Alexander glared at him. ‘She was my wife, I will not leave her here; my brother and I will bear her.’
The two men were despatched with similar swiftness and their bodies taken up by the remaining prisoners.
‘He was here, you know,’ Alexander said as he returned the sword, ‘it was him and his followers who urged the people into such cruelty.’
‘Paulus? I know. But why? He’s a Jew.’
‘Not any more, he’s not. He follows his own religion, remember, which hates us Jews.’
‘Where is he?’
‘He and his followers slipped away as you arrived.’
‘Animals they were,’ Philo spat, ‘they whipped us with lashes like common Egyptian peasants from the fields; they didn’t give us the dignity of the rod as befits our rank. The men wielding the lashes were the lowest class of Greek; it was a disgrace.’
Vespasian looked at him with a disbelieving frown and then turned to Hortensius. ‘Optio, form a hollow square, two deep, facing forward; we march out of here like Romans, not scuttle out like this murderous rabble.’
Within moments the legionaries had formed up with Alexander and his compatriots in the middle.

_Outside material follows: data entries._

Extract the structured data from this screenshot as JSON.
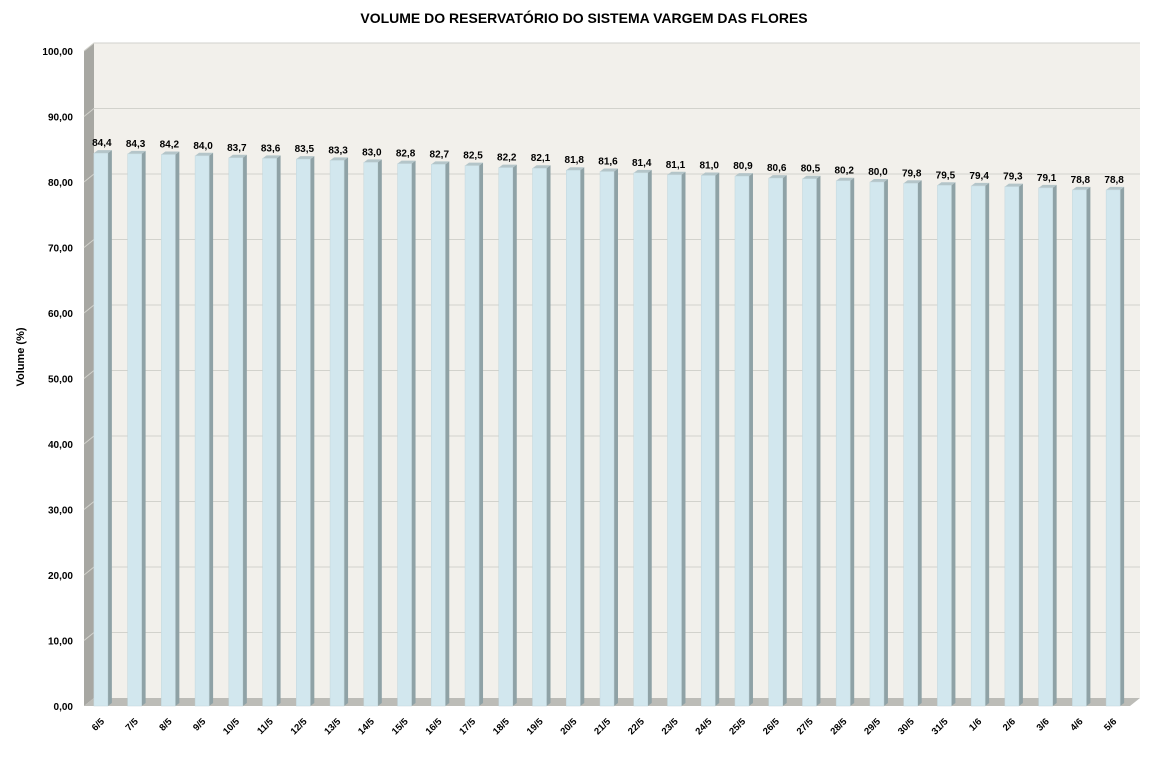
{
  "chart_data": {
    "type": "bar",
    "title": "VOLUME DO RESERVATÓRIO DO SISTEMA VARGEM DAS FLORES",
    "xlabel": "",
    "ylabel": "Volume (%)",
    "ylim": [
      0,
      100
    ],
    "y_ticks": [
      "0,00",
      "10,00",
      "20,00",
      "30,00",
      "40,00",
      "50,00",
      "60,00",
      "70,00",
      "80,00",
      "90,00",
      "100,00"
    ],
    "grid": true,
    "categories": [
      "6/5",
      "7/5",
      "8/5",
      "9/5",
      "10/5",
      "11/5",
      "12/5",
      "13/5",
      "14/5",
      "15/5",
      "16/5",
      "17/5",
      "18/5",
      "19/5",
      "20/5",
      "21/5",
      "22/5",
      "23/5",
      "24/5",
      "25/5",
      "26/5",
      "27/5",
      "28/5",
      "29/5",
      "30/5",
      "31/5",
      "1/6",
      "2/6",
      "3/6",
      "4/6",
      "5/6"
    ],
    "values": [
      84.4,
      84.3,
      84.2,
      84.0,
      83.7,
      83.6,
      83.5,
      83.3,
      83.0,
      82.8,
      82.7,
      82.5,
      82.2,
      82.1,
      81.8,
      81.6,
      81.4,
      81.1,
      81.0,
      80.9,
      80.6,
      80.5,
      80.2,
      80.0,
      79.8,
      79.5,
      79.4,
      79.3,
      79.1,
      78.8,
      78.8
    ],
    "data_labels": [
      "84,4",
      "84,3",
      "84,2",
      "84,0",
      "83,7",
      "83,6",
      "83,5",
      "83,3",
      "83,0",
      "82,8",
      "82,7",
      "82,5",
      "82,2",
      "82,1",
      "81,8",
      "81,6",
      "81,4",
      "81,1",
      "81,0",
      "80,9",
      "80,6",
      "80,5",
      "80,2",
      "80,0",
      "79,8",
      "79,5",
      "79,4",
      "79,3",
      "79,1",
      "78,8",
      "78,8"
    ],
    "colors": {
      "bar_front": "#d2e7ee",
      "bar_side": "#8fa2a6",
      "bar_top": "#b4c5c9",
      "plot_background": "#f2f0eb",
      "wall_side": "#a7a7a2",
      "floor": "#bcbcb7",
      "gridline": "#d2d2cc"
    }
  }
}
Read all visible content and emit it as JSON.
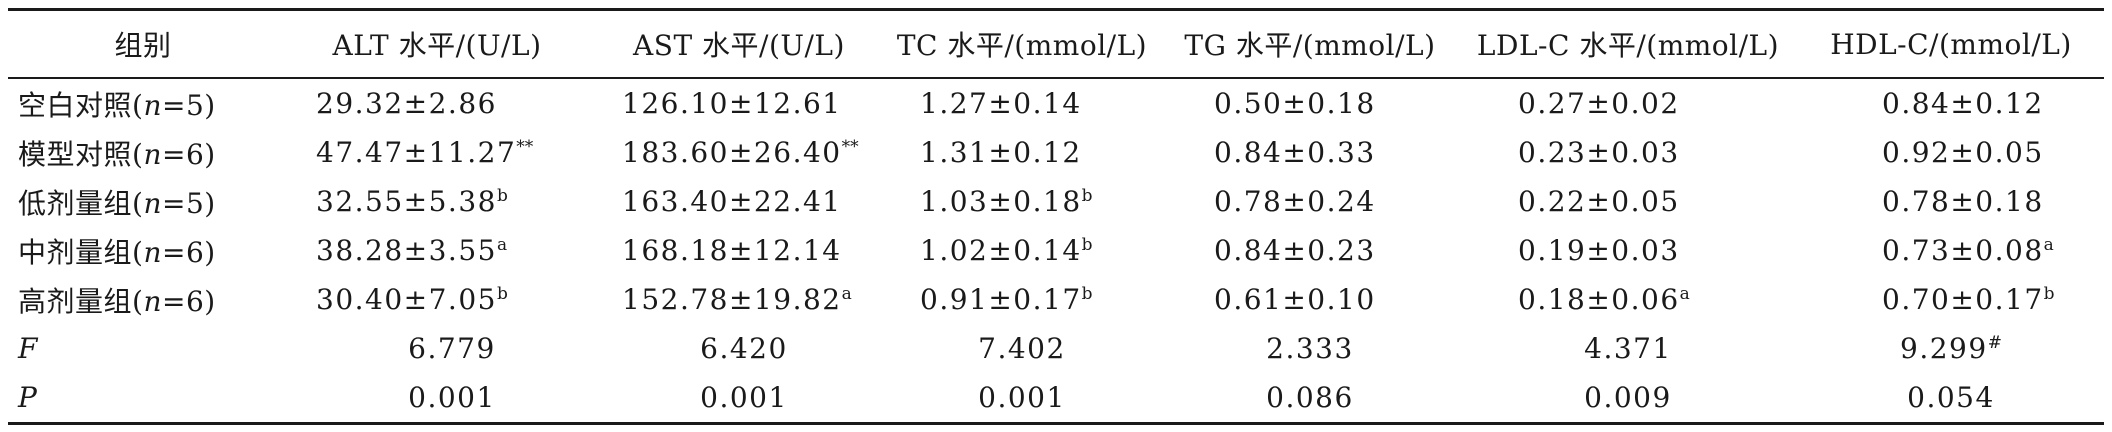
{
  "table": {
    "headers": [
      "组别",
      "ALT 水平/(U/L)",
      "AST 水平/(U/L)",
      "TC 水平/(mmol/L)",
      "TG 水平/(mmol/L)",
      "LDL-C 水平/(mmol/L)",
      "HDL-C/(mmol/L)"
    ],
    "rows": [
      {
        "group": {
          "name": "空白对照(",
          "var": "n",
          "count": "=5)"
        },
        "cells": [
          {
            "value": "29.32±2.86",
            "sup": ""
          },
          {
            "value": "126.10±12.61",
            "sup": ""
          },
          {
            "value": "1.27±0.14",
            "sup": ""
          },
          {
            "value": "0.50±0.18",
            "sup": ""
          },
          {
            "value": "0.27±0.02",
            "sup": ""
          },
          {
            "value": "0.84±0.12",
            "sup": ""
          }
        ]
      },
      {
        "group": {
          "name": "模型对照(",
          "var": "n",
          "count": "=6)"
        },
        "cells": [
          {
            "value": "47.47±11.27",
            "sup": "**"
          },
          {
            "value": "183.60±26.40",
            "sup": "**"
          },
          {
            "value": "1.31±0.12",
            "sup": ""
          },
          {
            "value": "0.84±0.33",
            "sup": ""
          },
          {
            "value": "0.23±0.03",
            "sup": ""
          },
          {
            "value": "0.92±0.05",
            "sup": ""
          }
        ]
      },
      {
        "group": {
          "name": "低剂量组(",
          "var": "n",
          "count": "=5)"
        },
        "cells": [
          {
            "value": "32.55±5.38",
            "sup": "b"
          },
          {
            "value": "163.40±22.41",
            "sup": ""
          },
          {
            "value": "1.03±0.18",
            "sup": "b"
          },
          {
            "value": "0.78±0.24",
            "sup": ""
          },
          {
            "value": "0.22±0.05",
            "sup": ""
          },
          {
            "value": "0.78±0.18",
            "sup": ""
          }
        ]
      },
      {
        "group": {
          "name": "中剂量组(",
          "var": "n",
          "count": "=6)"
        },
        "cells": [
          {
            "value": "38.28±3.55",
            "sup": "a"
          },
          {
            "value": "168.18±12.14",
            "sup": ""
          },
          {
            "value": "1.02±0.14",
            "sup": "b"
          },
          {
            "value": "0.84±0.23",
            "sup": ""
          },
          {
            "value": "0.19±0.03",
            "sup": ""
          },
          {
            "value": "0.73±0.08",
            "sup": "a"
          }
        ]
      },
      {
        "group": {
          "name": "高剂量组(",
          "var": "n",
          "count": "=6)"
        },
        "cells": [
          {
            "value": "30.40±7.05",
            "sup": "b"
          },
          {
            "value": "152.78±19.82",
            "sup": "a"
          },
          {
            "value": "0.91±0.17",
            "sup": "b"
          },
          {
            "value": "0.61±0.10",
            "sup": ""
          },
          {
            "value": "0.18±0.06",
            "sup": "a"
          },
          {
            "value": "0.70±0.17",
            "sup": "b"
          }
        ]
      }
    ],
    "stats": [
      {
        "label": "F",
        "cells": [
          {
            "value": "6.779",
            "sup": ""
          },
          {
            "value": "6.420",
            "sup": ""
          },
          {
            "value": "7.402",
            "sup": ""
          },
          {
            "value": "2.333",
            "sup": ""
          },
          {
            "value": "4.371",
            "sup": ""
          },
          {
            "value": "9.299",
            "sup": "#"
          }
        ]
      },
      {
        "label": "P",
        "cells": [
          {
            "value": "0.001",
            "sup": ""
          },
          {
            "value": "0.001",
            "sup": ""
          },
          {
            "value": "0.001",
            "sup": ""
          },
          {
            "value": "0.086",
            "sup": ""
          },
          {
            "value": "0.009",
            "sup": ""
          },
          {
            "value": "0.054",
            "sup": ""
          }
        ]
      }
    ]
  }
}
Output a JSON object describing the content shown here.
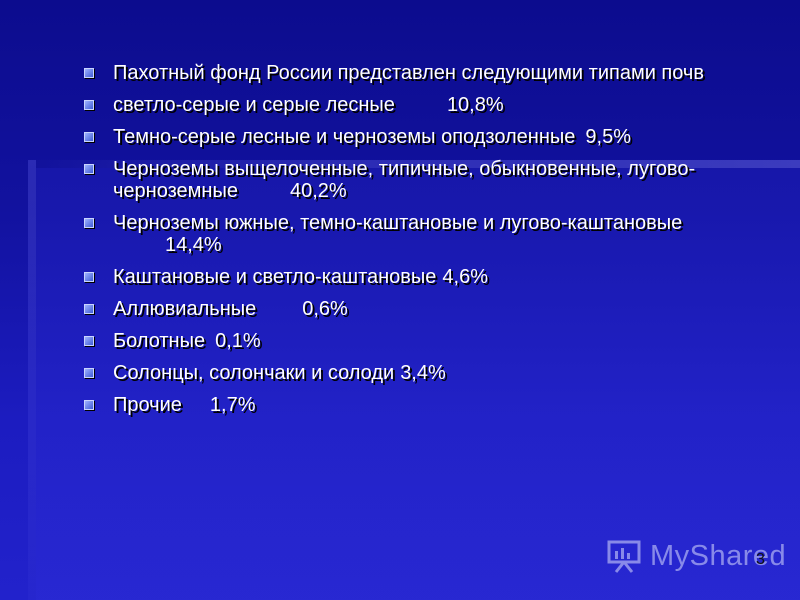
{
  "slide": {
    "items": [
      {
        "text": "Пахотный фонд России представлен следующими типами почв"
      },
      {
        "text": " светло-серые и серые лесные",
        "value": "10,8%"
      },
      {
        "text": "Темно-серые лесные и черноземы оподзоленные",
        "value": "9,5%"
      },
      {
        "text": "Черноземы выщелоченные, типичные, обыкновенные, лугово-черноземные",
        "value": "40,2%"
      },
      {
        "text": "Черноземы южные, темно-каштановые и лугово-каштановые",
        "value": "14,4%"
      },
      {
        "text": "Каштановые и светло-каштановые",
        "value": "4,6%"
      },
      {
        "text": "Аллювиальные",
        "value": "0,6%"
      },
      {
        "text": "Болотные",
        "value": "0,1%"
      },
      {
        "text": "Солонцы, солончаки и солоди",
        "value": "3,4%"
      },
      {
        "text": "Прочие",
        "value": "1,7%"
      }
    ],
    "page_number": "3"
  },
  "watermark": {
    "text": "MyShared",
    "icon": "presentation-board-icon"
  },
  "colors": {
    "background": "#12129f",
    "text": "#ffffff",
    "bullet": "#6f86f0"
  }
}
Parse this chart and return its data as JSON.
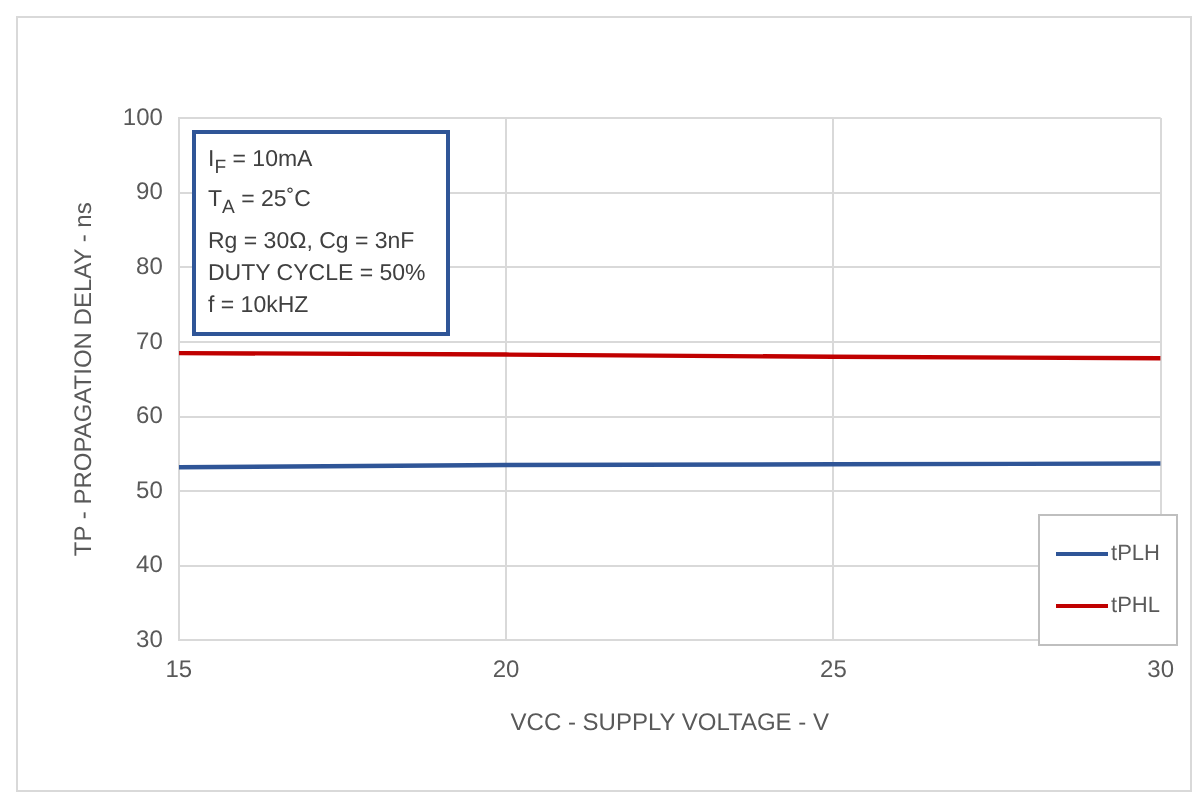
{
  "chart_data": {
    "type": "line",
    "xlabel": "VCC - SUPPLY VOLTAGE - V",
    "ylabel": "TP - PROPAGATION DELAY - ns",
    "x": [
      15,
      20,
      25,
      30
    ],
    "series": [
      {
        "name": "tPLH",
        "color": "#2f5597",
        "values": [
          53.2,
          53.5,
          53.6,
          53.7
        ]
      },
      {
        "name": "tPHL",
        "color": "#c00000",
        "values": [
          68.5,
          68.3,
          68.0,
          67.8
        ]
      }
    ],
    "xlim": [
      15,
      30
    ],
    "xticks": [
      15,
      20,
      25,
      30
    ],
    "ylim": [
      30,
      100
    ],
    "yticks": [
      30,
      40,
      50,
      60,
      70,
      80,
      90,
      100
    ],
    "grid": true,
    "legend": "bottom right",
    "marker": "none",
    "line_style": "solid",
    "annotations": [
      "I$_{F}$ = 10mA",
      "T$_{A}$ = 25˚C",
      "Rg = 30Ω, Cg = 3nF",
      "DUTY CYCLE = 50%",
      "f = 10kHZ"
    ]
  }
}
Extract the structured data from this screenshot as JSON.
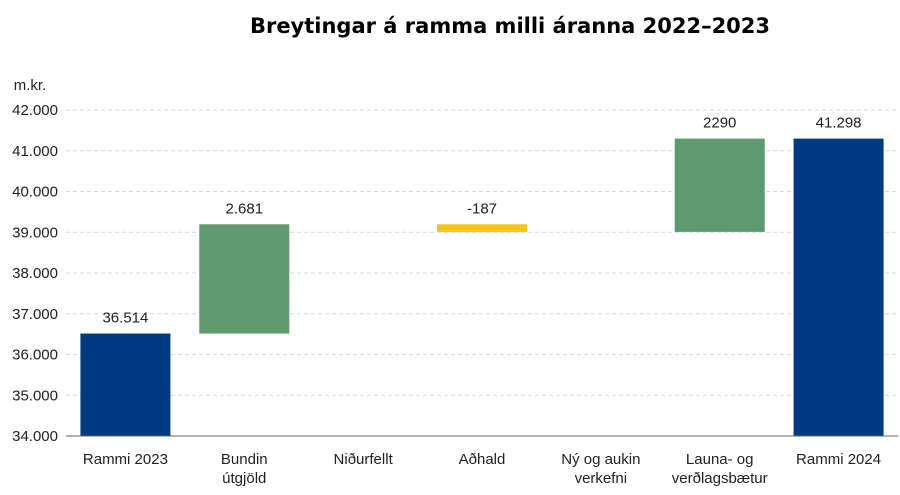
{
  "chart_data": {
    "type": "bar",
    "subtype": "waterfall",
    "title": "Breytingar á ramma milli áranna 2022–2023",
    "ylabel": "m.kr.",
    "ylim": [
      34000,
      42000
    ],
    "yticks": [
      {
        "value": 34000,
        "label": "34.000"
      },
      {
        "value": 35000,
        "label": "35.000"
      },
      {
        "value": 36000,
        "label": "36.000"
      },
      {
        "value": 37000,
        "label": "37.000"
      },
      {
        "value": 38000,
        "label": "38.000"
      },
      {
        "value": 39000,
        "label": "39.000"
      },
      {
        "value": 40000,
        "label": "40.000"
      },
      {
        "value": 41000,
        "label": "41.000"
      },
      {
        "value": 42000,
        "label": "42.000"
      }
    ],
    "grid": true,
    "legend": "none",
    "bars": [
      {
        "category": [
          "Rammi 2023"
        ],
        "start": 34000,
        "end": 36514,
        "label": "36.514",
        "color": "#003a80"
      },
      {
        "category": [
          "Bundin",
          "útgjöld"
        ],
        "start": 36514,
        "end": 39195,
        "label": "2.681",
        "color": "#5e9a6e"
      },
      {
        "category": [
          "Niðurfellt"
        ],
        "start": 39195,
        "end": 39195,
        "label": "",
        "color": "#5e9a6e"
      },
      {
        "category": [
          "Aðhald"
        ],
        "start": 39195,
        "end": 39008,
        "label": "-187",
        "color": "#f5c518"
      },
      {
        "category": [
          "Ný og aukin",
          "verkefni"
        ],
        "start": 39008,
        "end": 39008,
        "label": "",
        "color": "#5e9a6e"
      },
      {
        "category": [
          "Launa- og",
          "verðlagsbætur"
        ],
        "start": 39008,
        "end": 41298,
        "label": "2290",
        "color": "#5e9a6e"
      },
      {
        "category": [
          "Rammi 2024"
        ],
        "start": 34000,
        "end": 41298,
        "label": "41.298",
        "color": "#003a80"
      }
    ]
  }
}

Nathanial helped Marcus with his brother who had now regained sufficient consciousness to realise that he was in great pain.
Vespasian gave the order to advance and they moved forward with swords drawn at a quick march.
‘We’d better be getting a move on,’ Magnus said as they turned right out of the avenue, ‘Felix is going to be in position soon.’
‘He’ll have to wait,’ Vespasian replied, ‘I’ll not be seen running away from an area that is theoretically under Roman law.’
Magnus shrugged and glanced over his shoulder. ‘They don’t seem to be following us, I suppose they’ve gone to find some other poor bastards to undress.’
‘They may have, but some other bastard seems to have different ideas,’ Vespasian muttered as, in the flickering flame-light, four hundred paces ahead, scores of shadowy figures started to pour out of side streets and form a deep line blocking the road. Judging by the flashes of reflections from their midst they were armed with more than clubs and knives.
‘I’ll venture that you could put a name to that particular bastard,’ Magnus commented as he took in the threat.
Vespasian smiled grimly. ‘I think I can, the odious, bow-legged little cunt.’
Fifty paces away from the opposing force, Vespasian brought the legionaries to a halt. Leaving the safety of the square he walked forward. ‘In the name of the Emperor, let us through and none of you will be harmed,’ he shouted so that all could hear.
‘We acknowledge no one higher than God and his son our Lord Yeshua, our saviour, the Christus; in his name we demand that you hand over the leaders in this city of the race that put him to death,’ a recognisable voice shouted back; Paulus stepped forward through a whiff of smoke.
‘You are in no position to make demands, Paulus, get out of our way.’
The use of his name shocked the man and he peered forward.